The gabbai knew that Scott, a Levi, was set for the second aliyah. Scott followed the Torah reading closely in his Chumash during the Cohen’s aliyah. He started to feel butterflies in his stomach as he realized there was something special about this moment. Yehuda was in the middle of telling the viceroy of Egypt why Yaakov’s youngest son, Binyamin, must not be left in Egypt. His father, Yaakov, already bereft of his wife, Rachel, and her older son, Yosef, had only Binyamin left from her. Without Binyamin, Yehuda explained, Yaakov could not go on living. “Nafsho keshura b’nafsho,” the Torah’s words about Yaakov and Binyamin, were the final words read just before Scott was called up. “His soul is bound up in his soul.” The words made Scott think about Aryeh and the connection they now had.

As Scott recited the blessing on the Torah, his eyes teared up and his knees felt weak. He stood at the Torah and watched through tears as the little silver yad passed over the words revealing that the ruler of Egypt was also among the children of Israel. “I am Yosef. Is my father still alive?” The words unleased an emotional torrent. Could it be? It was this very same story that had released an emotional flood 26 years earlier.

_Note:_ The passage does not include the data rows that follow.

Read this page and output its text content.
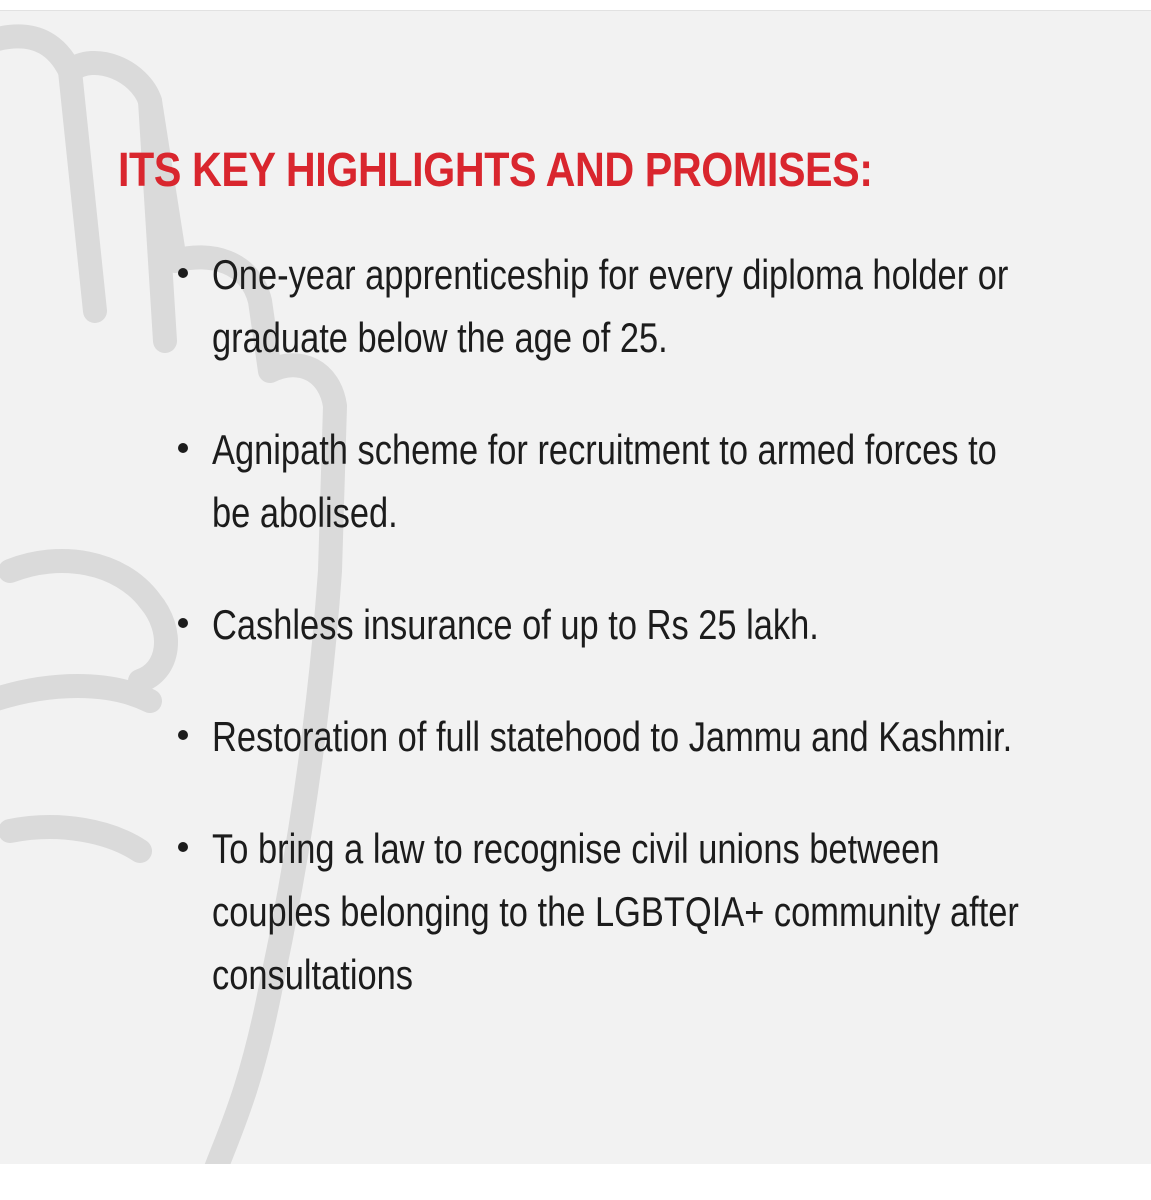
ITS KEY HIGHLIGHTS AND PROMISES:
One-year apprenticeship for every diploma holder or graduate below the age of 25.
Agnipath scheme for recruitment to armed forces to be abolised.
Cashless insurance of up to Rs 25 lakh.
Restoration of full statehood to Jammu and Kashmir.
To bring a law to recognise civil unions between couples belonging to the LGBTQIA+ community after consultations
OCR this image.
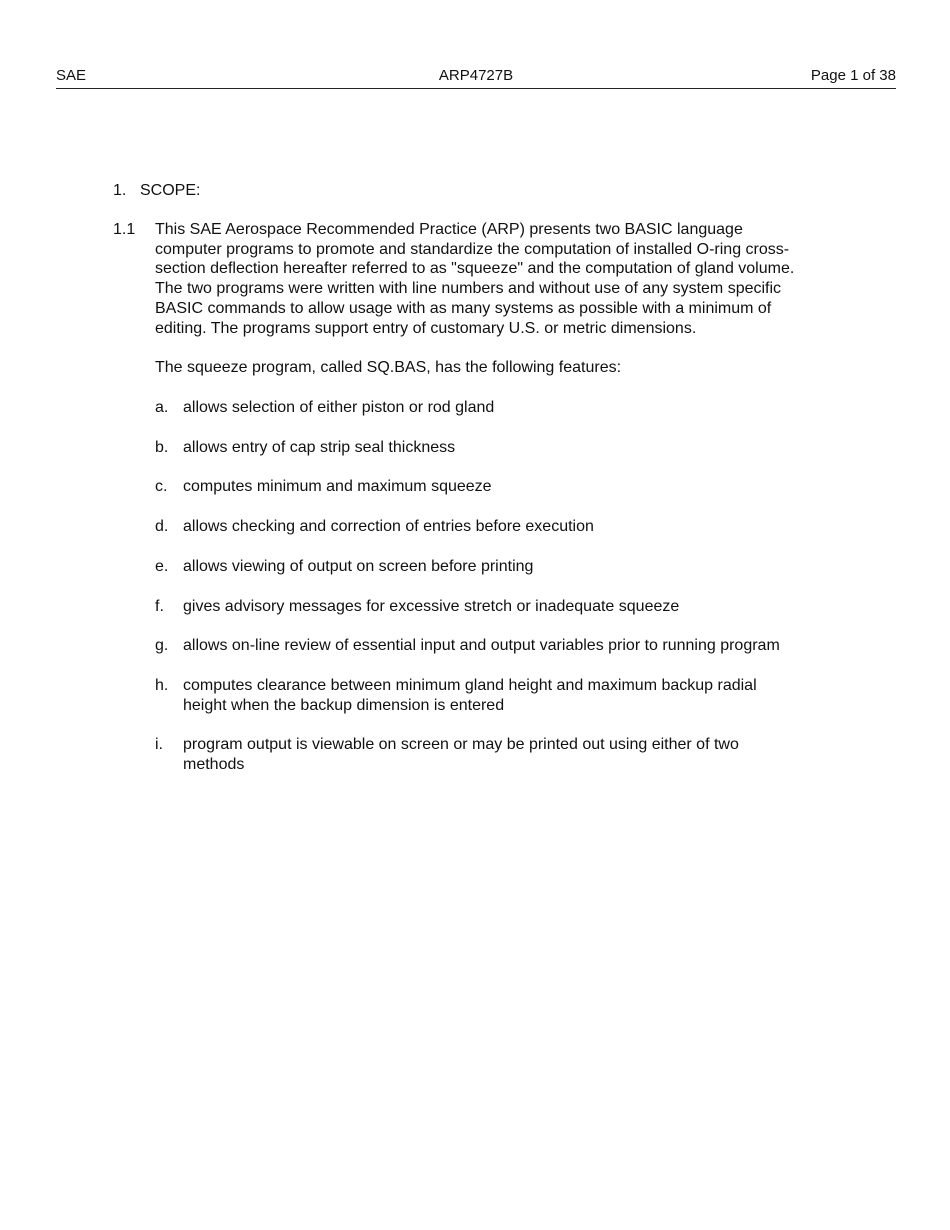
SAE	ARP4727B	Page 1 of 38
1. SCOPE:
1.1 This SAE Aerospace Recommended Practice (ARP) presents two BASIC language
computer programs to promote and standardize the computation of installed O-ring cross-
section deflection hereafter referred to as "squeeze" and the computation of gland volume.
The two programs were written with line numbers and without use of any system specific
BASIC commands to allow usage with as many systems as possible with a minimum of
editing. The programs support entry of customary U.S. or metric dimensions.
The squeeze program, called SQ.BAS, has the following features:
a. allows selection of either piston or rod gland
b. allows entry of cap strip seal thickness
c. computes minimum and maximum squeeze
d. allows checking and correction of entries before execution
e. allows viewing of output on screen before printing
f. gives advisory messages for excessive stretch or inadequate squeeze
g. allows on-line review of essential input and output variables prior to running program
h. computes clearance between minimum gland height and maximum backup radial
height when the backup dimension is entered
i. program output is viewable on screen or may be printed out using either of two
methods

Suddenly, he understood why he had felt so strongly reading this particular pasuk so many years earlier. He now knew that Hashem had given him a siman that night, hinting at this Shabbos morning. Because he had picked up the Chumash and read that story on that evening, he had begun a journey that led him to becoming observant, which in turn had led him to move to the frum community, which led him to the right place at the right time to hear the announcement that would allow him to save Aryeh’s life.

Out of the 54 parshiyos in the Torah, and the seven aliyahs into which each one is divided, it was this one on which he would bench gomel. As he began making the brachah, he was overwhelmed with a deep new layer of kavanah. He wasn’t only thanking Hashem for the physical delivery from surgery. He felt at that moment as if he was also thanking Hashem for the spiritual delivery that had brought him to Torah and his life of overflowing brachos. He was saying gomel not only on the danger that had just passed but also on his physical and spiritual redemption.

After the davening ended that Shabbos morning, he hurried to tell the rabbi what he had finally discovered. As he approached, the rabbi, of course, thanked Scott once more with all his heart.

On the contrary, Scott said, he wanted to thank the rabbi.

“I feel,” said Scott, “like I just won the lottery.”